Hopefully, my module will come in soon and hopefully, it isn't a piece of trash. plug i ordered from ebay.
2025 C3 ('68-'73) of the Year Finalist - Unmodified
2024 C3 of the Year Finalist - Unmodified
2023 C3 of the Year Finalist - Unmodified
Originally Posted by Soulbite
oops any whos...i havent actually gotten the module yet. But the plugs did come in. Sorry for the hiatus; grandson stayed longer than expected. But not long enough. but im am back. just waiting on the module to come in. I will post a pic of the plugs i got from ebay. I havent gauged them yet.

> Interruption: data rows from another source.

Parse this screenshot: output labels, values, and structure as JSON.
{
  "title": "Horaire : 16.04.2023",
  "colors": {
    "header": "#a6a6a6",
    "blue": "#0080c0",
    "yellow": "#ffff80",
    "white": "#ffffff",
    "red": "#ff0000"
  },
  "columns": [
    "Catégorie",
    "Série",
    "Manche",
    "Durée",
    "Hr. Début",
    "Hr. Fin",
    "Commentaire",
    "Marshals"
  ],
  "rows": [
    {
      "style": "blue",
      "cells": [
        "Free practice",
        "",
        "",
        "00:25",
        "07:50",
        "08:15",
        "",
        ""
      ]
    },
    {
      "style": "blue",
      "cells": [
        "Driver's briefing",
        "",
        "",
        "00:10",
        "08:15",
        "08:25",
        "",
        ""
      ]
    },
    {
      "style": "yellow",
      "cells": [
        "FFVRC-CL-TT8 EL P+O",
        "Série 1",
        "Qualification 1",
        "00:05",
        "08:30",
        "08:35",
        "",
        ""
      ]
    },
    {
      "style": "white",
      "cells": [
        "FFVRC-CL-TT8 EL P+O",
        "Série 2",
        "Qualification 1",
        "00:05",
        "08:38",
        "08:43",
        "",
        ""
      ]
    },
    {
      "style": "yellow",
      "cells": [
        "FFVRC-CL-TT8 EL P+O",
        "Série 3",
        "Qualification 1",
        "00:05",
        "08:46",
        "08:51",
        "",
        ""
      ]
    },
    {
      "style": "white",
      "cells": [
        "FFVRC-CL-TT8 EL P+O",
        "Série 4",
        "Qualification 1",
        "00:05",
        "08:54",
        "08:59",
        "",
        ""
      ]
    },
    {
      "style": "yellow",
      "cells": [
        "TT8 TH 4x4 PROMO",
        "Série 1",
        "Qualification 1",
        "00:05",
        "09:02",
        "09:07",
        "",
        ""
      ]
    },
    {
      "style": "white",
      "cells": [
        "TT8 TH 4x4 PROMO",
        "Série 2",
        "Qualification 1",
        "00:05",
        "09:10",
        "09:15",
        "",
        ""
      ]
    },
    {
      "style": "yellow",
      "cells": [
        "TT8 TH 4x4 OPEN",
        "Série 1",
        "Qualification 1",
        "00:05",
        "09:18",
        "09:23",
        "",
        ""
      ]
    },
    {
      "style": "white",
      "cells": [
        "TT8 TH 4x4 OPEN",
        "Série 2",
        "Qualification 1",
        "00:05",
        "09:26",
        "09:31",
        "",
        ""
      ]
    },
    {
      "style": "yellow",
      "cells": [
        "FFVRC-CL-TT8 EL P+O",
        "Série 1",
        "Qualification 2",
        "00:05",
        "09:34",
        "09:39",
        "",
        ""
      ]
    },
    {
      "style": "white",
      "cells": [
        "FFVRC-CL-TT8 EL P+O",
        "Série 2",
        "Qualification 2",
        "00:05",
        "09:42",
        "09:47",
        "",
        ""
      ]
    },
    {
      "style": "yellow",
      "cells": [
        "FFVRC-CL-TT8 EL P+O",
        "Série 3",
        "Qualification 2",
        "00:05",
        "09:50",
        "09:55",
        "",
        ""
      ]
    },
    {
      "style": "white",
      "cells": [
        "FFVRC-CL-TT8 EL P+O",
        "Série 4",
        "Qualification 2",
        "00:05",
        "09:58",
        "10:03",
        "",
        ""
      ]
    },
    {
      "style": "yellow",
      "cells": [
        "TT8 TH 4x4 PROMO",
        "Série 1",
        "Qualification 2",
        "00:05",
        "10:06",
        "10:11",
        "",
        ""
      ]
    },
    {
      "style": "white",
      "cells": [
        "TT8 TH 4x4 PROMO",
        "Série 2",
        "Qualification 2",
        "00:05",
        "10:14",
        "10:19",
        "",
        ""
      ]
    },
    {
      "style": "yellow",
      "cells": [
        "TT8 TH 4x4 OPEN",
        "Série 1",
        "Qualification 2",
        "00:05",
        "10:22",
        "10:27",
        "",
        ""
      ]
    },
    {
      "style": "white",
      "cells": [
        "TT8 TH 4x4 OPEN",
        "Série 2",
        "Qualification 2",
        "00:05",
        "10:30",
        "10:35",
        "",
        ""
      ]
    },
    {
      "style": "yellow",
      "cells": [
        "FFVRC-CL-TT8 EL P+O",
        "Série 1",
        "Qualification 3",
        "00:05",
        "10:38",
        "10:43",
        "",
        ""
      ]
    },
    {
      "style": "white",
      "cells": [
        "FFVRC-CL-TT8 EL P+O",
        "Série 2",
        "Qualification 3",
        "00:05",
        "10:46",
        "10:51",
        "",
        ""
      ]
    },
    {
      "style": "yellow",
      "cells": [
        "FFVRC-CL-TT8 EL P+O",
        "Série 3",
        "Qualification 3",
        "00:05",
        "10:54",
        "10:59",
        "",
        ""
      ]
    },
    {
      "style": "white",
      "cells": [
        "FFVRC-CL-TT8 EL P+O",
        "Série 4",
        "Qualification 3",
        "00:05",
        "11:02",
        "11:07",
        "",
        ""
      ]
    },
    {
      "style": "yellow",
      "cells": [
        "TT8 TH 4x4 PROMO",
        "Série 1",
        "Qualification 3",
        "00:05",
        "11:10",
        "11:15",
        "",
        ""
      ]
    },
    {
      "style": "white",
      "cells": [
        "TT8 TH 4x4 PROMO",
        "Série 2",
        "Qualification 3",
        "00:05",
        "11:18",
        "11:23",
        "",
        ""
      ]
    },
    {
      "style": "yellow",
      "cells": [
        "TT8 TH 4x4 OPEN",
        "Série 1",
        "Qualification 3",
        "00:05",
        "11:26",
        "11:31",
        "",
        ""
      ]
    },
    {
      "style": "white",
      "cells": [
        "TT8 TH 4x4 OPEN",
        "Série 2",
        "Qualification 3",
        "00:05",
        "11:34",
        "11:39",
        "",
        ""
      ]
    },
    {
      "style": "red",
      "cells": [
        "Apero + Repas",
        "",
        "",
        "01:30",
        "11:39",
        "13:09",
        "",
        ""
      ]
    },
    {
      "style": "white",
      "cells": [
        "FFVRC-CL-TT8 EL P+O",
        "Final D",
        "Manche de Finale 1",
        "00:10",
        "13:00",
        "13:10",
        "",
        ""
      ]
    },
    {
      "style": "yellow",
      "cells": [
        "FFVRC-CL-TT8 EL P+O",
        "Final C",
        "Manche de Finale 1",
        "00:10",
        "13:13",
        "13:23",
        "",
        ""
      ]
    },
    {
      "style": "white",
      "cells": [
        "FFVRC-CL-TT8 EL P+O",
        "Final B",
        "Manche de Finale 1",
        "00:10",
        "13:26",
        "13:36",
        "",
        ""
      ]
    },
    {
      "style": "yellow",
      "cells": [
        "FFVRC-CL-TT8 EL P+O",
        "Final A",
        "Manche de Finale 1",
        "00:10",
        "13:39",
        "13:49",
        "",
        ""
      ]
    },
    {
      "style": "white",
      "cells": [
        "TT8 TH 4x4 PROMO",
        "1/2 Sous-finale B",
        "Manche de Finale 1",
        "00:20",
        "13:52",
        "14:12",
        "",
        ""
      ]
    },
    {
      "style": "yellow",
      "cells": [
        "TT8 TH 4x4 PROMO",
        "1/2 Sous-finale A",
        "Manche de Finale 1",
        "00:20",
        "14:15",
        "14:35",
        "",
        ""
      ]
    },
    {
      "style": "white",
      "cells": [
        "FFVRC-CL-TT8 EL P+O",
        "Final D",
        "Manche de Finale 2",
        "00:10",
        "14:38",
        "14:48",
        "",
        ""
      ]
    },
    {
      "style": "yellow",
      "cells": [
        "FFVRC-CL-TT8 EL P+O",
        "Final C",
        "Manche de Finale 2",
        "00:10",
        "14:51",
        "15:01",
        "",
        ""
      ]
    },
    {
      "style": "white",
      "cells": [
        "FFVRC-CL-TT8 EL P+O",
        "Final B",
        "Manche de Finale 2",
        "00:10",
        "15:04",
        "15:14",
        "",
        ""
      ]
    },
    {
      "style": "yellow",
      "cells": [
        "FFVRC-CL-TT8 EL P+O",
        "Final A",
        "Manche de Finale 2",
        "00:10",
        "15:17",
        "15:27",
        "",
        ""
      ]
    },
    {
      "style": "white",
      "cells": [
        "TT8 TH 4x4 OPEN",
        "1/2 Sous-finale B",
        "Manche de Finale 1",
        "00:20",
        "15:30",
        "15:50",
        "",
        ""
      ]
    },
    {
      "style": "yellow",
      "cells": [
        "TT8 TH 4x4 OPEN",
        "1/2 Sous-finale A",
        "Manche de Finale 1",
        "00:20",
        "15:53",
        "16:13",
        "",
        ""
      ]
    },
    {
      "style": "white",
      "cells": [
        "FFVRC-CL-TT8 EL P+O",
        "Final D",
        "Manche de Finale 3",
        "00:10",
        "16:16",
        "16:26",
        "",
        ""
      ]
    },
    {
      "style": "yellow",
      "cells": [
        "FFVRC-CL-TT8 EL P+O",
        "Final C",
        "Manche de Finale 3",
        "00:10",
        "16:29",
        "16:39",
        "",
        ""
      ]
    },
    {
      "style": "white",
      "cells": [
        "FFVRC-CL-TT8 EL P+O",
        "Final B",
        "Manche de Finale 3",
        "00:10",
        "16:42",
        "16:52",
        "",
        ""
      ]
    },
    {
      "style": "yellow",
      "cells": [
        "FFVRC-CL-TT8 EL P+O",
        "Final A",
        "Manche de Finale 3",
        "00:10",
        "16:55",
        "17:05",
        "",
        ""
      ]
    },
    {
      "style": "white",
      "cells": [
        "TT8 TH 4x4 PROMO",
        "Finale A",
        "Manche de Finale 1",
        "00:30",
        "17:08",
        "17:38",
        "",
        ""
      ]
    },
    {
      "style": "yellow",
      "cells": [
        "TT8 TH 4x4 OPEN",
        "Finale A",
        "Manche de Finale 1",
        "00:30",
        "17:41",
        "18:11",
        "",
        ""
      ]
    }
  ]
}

Hopefully, my module will come in soon and hopefully, it isn't a piece of trash. plug i ordered from ebay.
Curious ? Why NGK Japan plugs & not A/C Delco ? Or Champion ?
NGK are recommended by many aluminum cylinder head makers.
In my case NGK had a longer reach, needed when using aftermarket heads.
They are a good plug . . . . . . usually.
Soulbite,
Just when you thought it was safe to go back in the water:
It seems several NGKs sold by big box / shipping companies were unknowingly selling NGK counterfeits.
You can Google for the story but basically the printing on the porcelain part of the plug was blurry on knockoffs.
And the number stamping on the metal was wonky.
I would think the "fake" issue is over and done with by now. It was a few years back.
However, I bought a 4-pack for extra spare plugs last yr from a huge company that ends in zon.
Three out of four plugs quit firing too early.
Coincidence? Maybe.
Not really specific in the brand. Local AutoZone didnt have them, they were going to order NGK, i thought i could order them instead and did. price was about the same. No disrespect intended to AC delco etc. They all are legible etc. so i guess we will just have to wait and see after install.